Kobe University professor Yasuo Takeuchi uses remarkable subterranean detectors to hunt the hidden forces holding galaxies together.
Yasuo Takeuchi’s first visit to the Kamioka Observatory, nestled deep in the mountains near Hida, central Japan, was initially confronting. Squeezed into a small truck alongside construction workers, the then-graduate student was struck by the remoteness of this former zinc mine, as he travelled 1,000 meters below the Earth’s surface. But his mood quickly changed when he reached his destination: an enormous chamber that would be transformed to the heart of the Super-Kamiokande project for spotting extraterrestrial neutrino particles.
“I was impressed when I saw the cavity — the space was huge, just huge,” recalls Takeuchi. “When I realized how large a detector could be built in this space, I was really excited.”
The 1990 trip encouraged Takeuchi to join international efforts to track down exotic dark matter particles that take up an estimated 25 per cent of our Universe’s mass, but cannot be observed with conventional telescopes. Now, as chair of Kobe University’s Department of Physics, he is training the next generation of scientists in specialized techniques for detecting subatomic particles.
Beyond the ordinary
The central core of the Sun is a nuclear fusion reactor that transforms protons into energy, charged particles, and electrically neutral neutrinos. Even though many billions of neutrinos pass through the Earth every second, they only interact with other particles through the so-called ‘weak’ nuclear force that is many times smaller than standard electromagnetic interactions. The only way to see them is inside massive tanks of ultra-pure liquids, buried deep underground to avoid interference from cosmic rays and other background radiation. Occasional collisions between neutrinos and atoms inside the liquids can eject electrons that help identify the particle’s direction and nature.
For the Super-Kamiokande-I experimental phase from 1996 to 2001, Takeuchi was a major developer of techniques to analyze low-energy neutrinos and purify almost 50 million kilograms of water inside the underground detector1. In 1998, the experiments proved that neutrinos oscillated into different elementary species, or flavors, after being ejected from the Sun2. The changes in neutrino flavors proved they had mass — a stunning challenge to the ‘Standard Model’ used by particle physicists to understand all forms of matter and energy, because this theory had assumed neutrinos to be massless.
“Today, research into neutrinos can help us consider what physics exist beyond the Standard Model,” says Takeuchi. “This is key to extending our knowledge of elementary particle physics.”
Dark matter drift
Super-Kamiokande’s observation of neutrino mass also showed they were too light to be the primary component of dark matter. Instead, physicists now theorize that subatomic particles left over from the Big Bang, named WIMPs (weakly interacting massive particles), might be the missing components of dark matter. Takeuchi has spurred efforts to construct another detector in the Kamioka mine, known as XMASS, that uses a one-ton tank of liquid xenon cooled to -100°C to observe collisions between WIMPs and the frigid noble gas.
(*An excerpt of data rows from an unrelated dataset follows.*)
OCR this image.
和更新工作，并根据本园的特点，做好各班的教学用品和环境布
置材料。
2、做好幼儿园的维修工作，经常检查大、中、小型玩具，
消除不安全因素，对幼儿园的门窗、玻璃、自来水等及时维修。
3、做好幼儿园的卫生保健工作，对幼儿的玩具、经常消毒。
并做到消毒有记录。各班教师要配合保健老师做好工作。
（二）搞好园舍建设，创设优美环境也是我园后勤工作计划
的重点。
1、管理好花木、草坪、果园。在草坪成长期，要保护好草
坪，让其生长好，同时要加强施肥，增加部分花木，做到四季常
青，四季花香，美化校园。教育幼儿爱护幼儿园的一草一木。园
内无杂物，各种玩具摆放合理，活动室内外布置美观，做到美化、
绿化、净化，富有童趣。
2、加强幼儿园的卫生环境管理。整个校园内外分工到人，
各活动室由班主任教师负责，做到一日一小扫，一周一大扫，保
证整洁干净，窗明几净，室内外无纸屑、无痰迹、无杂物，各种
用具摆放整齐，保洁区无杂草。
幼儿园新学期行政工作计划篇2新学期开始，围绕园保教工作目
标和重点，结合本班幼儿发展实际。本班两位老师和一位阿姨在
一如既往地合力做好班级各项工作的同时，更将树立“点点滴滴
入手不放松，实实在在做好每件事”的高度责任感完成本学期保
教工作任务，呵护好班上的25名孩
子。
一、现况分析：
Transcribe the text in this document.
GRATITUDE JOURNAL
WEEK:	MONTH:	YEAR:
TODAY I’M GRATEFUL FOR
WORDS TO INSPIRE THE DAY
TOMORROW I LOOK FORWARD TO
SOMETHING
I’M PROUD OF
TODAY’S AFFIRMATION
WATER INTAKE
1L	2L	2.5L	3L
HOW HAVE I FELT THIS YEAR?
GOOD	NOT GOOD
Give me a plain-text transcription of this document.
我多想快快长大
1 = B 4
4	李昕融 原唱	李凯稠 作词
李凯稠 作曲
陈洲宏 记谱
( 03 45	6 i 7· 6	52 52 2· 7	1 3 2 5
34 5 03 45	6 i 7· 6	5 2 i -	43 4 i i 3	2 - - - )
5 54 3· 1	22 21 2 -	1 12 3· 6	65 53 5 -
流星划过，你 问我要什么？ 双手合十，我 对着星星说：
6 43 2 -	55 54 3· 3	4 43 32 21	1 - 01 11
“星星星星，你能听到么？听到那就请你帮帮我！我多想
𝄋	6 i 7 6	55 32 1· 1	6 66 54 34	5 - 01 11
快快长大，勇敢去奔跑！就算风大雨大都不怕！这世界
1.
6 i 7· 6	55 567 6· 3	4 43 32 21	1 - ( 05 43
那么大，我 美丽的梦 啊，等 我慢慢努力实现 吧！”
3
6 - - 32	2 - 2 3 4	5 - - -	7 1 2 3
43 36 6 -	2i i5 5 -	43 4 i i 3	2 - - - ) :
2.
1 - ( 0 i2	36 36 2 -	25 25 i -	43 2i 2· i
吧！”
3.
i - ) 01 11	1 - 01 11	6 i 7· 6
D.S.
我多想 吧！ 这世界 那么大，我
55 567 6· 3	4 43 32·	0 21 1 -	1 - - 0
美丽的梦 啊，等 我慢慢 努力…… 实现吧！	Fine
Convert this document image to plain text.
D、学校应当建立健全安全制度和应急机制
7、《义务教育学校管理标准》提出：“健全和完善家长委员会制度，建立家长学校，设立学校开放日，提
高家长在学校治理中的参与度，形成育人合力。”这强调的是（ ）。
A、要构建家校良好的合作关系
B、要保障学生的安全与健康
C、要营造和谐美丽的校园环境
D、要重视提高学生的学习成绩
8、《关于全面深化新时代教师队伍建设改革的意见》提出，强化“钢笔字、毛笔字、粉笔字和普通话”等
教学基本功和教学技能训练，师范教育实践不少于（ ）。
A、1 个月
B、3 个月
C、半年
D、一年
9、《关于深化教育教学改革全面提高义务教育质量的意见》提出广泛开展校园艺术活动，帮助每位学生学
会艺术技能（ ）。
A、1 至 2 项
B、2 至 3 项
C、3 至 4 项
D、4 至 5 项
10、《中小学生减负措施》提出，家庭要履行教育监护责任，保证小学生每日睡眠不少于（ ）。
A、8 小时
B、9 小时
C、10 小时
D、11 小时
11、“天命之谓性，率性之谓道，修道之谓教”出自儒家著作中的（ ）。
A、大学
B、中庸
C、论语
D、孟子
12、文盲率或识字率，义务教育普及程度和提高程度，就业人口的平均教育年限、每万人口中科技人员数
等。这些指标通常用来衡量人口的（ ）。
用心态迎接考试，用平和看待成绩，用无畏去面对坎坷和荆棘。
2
One intriguing aspect of the XMASS experiments lies in the fact that dark matter is usually assumed to be static, while our spiral-shaped Milky Way Galaxy is constantly rotating. “Therefore we should feel a wind of dark matter on the Earth,” explains Takeuchi. He and his team are currently investigating how the Earth’s seasonal variations might affect this dark matter drift, in collaboration with Kentaro Miuchi from Kobe University, who manages a direction-sensitive detector at the Kamioka Observatory known as the NEWAGE experiment.
Although academic business and undergraduate teaching take up a significant proportion of Takeuchi’s schedule, he still makes time to stay on the front line of dark matter and neutrino research. He organized the recent International Workshop on Dark Matter Searches at the Kobe University Brussels European Centre in November 2014; and is developing an automated calibration system for the planned Hyper-Kamiokande detector, designed to be 25 times larger than the Super version.
“Improving the sensitivity of the underground experiments is what we need to push our research forward,” says Takeuchi. “Direct detection of dark matter could sharply clarify understandings of our very nature.”
References
- Hosaka, J. et al. Solar neutrino measurements in Super-Kamiokande-I. Physical Review D 73, 112001 (2006).
- Fukuda, Y. et. al. Measurements of the solar neutrino flux from Super-Kamiokande’s first 300 days. Physical Review Letters 81, 1158–1162 (1998).